Segundo Cristiane, as empresas precisam levar em conta que o custo de uma
eventual recuperação de imóvel é maior que o do processo de distrato (quando o
cliente devolve a unidade para a construtora). "O processo de execução
para retomada da garantia em um evento de inadimplência tem um custo mais
elevado do que para distratar um contrato de compra e venda durante o período
de construção. As provisões para contingências também tendem a ser mais altas
para compensar esse risco adicional", explicou.
Para a equipe de analistas do JPMorgan, grande parte dos consumidores com o
perfil de crédito necessário para ingressar na "tabela direta" teria
condições para conseguir o financiamento bancário, que é mais barato. Nos
cálculos do banco, as parcelas pagas mensalmente na tabela direta seriam 20%
maiores que no crédito bancário, mesmo levando em consideração uma quota de
financiamento de apenas 60%, frente os 80% do SBPE (Sistema Brasileiro de
Poupança e Empréstimo).
Capacidade. Na avaliação da equipe do banco, entre as empresas de capital aberto,
a Eztec, a Direcional, a MRV e a Cyrela são as que têm mais condições para
oferecer essa opção. As quatro companhias têm dívidas líquidas baixas em
relação ao patrimônio líquido, com índices menores que 35%, além de gerarem
fluxo de caixa livre de maneira consistente.

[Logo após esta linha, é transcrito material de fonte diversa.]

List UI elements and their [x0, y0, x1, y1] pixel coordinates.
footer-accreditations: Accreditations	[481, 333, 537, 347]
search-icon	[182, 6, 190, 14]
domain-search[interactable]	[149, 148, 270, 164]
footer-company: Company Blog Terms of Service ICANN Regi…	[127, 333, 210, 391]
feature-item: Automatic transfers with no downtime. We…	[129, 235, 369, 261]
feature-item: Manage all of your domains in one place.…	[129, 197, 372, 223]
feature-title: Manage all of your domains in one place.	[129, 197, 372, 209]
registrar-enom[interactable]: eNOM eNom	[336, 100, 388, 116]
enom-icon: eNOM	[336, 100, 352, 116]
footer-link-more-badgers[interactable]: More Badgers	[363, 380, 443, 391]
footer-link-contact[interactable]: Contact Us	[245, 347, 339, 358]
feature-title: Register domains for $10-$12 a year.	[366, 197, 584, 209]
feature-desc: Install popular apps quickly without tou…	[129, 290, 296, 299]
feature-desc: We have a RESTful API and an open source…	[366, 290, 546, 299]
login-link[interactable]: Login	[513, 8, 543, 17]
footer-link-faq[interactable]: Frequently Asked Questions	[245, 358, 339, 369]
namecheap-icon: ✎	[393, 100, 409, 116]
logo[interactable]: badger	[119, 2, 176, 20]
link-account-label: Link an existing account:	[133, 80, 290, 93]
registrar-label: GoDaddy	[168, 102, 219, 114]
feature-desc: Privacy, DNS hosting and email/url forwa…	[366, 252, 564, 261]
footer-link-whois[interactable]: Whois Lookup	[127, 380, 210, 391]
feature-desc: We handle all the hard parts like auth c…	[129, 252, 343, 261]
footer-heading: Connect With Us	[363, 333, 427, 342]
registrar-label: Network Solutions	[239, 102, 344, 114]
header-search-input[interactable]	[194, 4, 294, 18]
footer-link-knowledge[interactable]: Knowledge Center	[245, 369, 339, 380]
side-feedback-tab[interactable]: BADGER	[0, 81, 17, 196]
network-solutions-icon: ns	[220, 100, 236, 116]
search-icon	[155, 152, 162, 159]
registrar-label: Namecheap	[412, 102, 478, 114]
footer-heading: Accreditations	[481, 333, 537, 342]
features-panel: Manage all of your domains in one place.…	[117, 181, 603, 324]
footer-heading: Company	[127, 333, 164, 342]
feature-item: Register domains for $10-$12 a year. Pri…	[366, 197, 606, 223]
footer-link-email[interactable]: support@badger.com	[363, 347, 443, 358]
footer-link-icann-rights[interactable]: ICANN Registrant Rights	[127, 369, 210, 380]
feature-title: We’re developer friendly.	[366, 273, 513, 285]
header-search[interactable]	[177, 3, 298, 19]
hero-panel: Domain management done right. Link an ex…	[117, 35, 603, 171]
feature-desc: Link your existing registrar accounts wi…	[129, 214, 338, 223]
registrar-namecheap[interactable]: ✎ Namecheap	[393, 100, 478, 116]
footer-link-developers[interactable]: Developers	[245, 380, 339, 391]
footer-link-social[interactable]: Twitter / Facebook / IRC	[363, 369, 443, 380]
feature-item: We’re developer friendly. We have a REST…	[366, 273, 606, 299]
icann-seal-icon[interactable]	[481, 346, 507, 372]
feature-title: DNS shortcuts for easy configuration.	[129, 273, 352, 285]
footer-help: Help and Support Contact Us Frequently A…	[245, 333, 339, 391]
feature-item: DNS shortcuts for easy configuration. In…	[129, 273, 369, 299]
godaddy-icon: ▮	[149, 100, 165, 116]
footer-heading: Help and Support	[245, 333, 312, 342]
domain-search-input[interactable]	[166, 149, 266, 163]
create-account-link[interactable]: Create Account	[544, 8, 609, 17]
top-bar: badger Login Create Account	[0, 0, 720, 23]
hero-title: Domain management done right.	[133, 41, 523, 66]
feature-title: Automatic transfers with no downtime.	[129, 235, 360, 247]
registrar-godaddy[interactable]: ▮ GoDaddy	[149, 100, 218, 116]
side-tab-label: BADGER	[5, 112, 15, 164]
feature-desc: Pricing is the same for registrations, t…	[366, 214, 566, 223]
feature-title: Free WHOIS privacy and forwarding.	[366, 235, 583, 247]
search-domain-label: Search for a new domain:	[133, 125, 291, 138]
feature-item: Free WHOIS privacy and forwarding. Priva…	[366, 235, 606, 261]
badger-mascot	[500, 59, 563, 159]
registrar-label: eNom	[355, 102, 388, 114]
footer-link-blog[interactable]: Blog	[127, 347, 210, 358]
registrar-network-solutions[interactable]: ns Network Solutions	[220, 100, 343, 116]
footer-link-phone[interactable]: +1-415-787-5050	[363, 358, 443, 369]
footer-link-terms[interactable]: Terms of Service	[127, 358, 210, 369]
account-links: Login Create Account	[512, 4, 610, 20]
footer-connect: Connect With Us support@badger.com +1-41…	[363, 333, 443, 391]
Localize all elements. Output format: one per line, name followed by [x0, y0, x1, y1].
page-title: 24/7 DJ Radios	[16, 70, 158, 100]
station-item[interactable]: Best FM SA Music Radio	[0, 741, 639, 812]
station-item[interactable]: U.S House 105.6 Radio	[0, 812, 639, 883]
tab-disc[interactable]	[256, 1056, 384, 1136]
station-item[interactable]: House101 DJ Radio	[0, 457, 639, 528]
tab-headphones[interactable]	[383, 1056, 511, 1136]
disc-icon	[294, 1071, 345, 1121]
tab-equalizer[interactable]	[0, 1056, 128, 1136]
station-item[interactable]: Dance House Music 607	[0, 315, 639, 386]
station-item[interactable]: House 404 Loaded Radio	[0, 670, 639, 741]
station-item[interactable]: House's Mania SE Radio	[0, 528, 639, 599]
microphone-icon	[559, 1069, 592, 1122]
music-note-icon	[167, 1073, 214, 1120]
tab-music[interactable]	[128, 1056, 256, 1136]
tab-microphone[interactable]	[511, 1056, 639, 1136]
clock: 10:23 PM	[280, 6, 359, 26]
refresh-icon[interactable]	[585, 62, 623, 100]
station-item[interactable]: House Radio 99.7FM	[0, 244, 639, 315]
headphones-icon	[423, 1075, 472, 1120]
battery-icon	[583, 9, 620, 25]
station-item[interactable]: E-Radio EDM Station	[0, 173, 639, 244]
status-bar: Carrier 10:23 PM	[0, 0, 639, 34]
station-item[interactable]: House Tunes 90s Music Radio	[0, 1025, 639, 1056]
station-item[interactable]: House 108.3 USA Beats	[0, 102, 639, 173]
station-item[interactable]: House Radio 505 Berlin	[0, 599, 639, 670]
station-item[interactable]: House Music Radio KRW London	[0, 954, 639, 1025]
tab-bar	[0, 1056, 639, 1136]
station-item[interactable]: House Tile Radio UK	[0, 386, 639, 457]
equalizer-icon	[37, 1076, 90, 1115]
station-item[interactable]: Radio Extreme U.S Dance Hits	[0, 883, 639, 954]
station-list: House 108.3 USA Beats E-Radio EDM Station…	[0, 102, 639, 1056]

A Eztec iniciou recentemente uma linha de financiamento direto para imóveis
prontos, com juros de 9,99% e prazo de pagamento de até 150 meses. A correção é
feita com o índice de preços ao consumidor amplo (IPCA) e o crédito cobre até
80% do valor de contrato. A empresa espera usar até R$ 100 milhões em sua
campanha de tabela direta. A Trisul começou a oferecer essa possibilidade aos
clientes em junho, com o objetivo de aumentar o volume de vendas. O programa
prevê o financiamento de até 70%, a ser pago no prazo de 180 meses. A correção
é feita pelo IGP-M mais 12% de juros ao ano.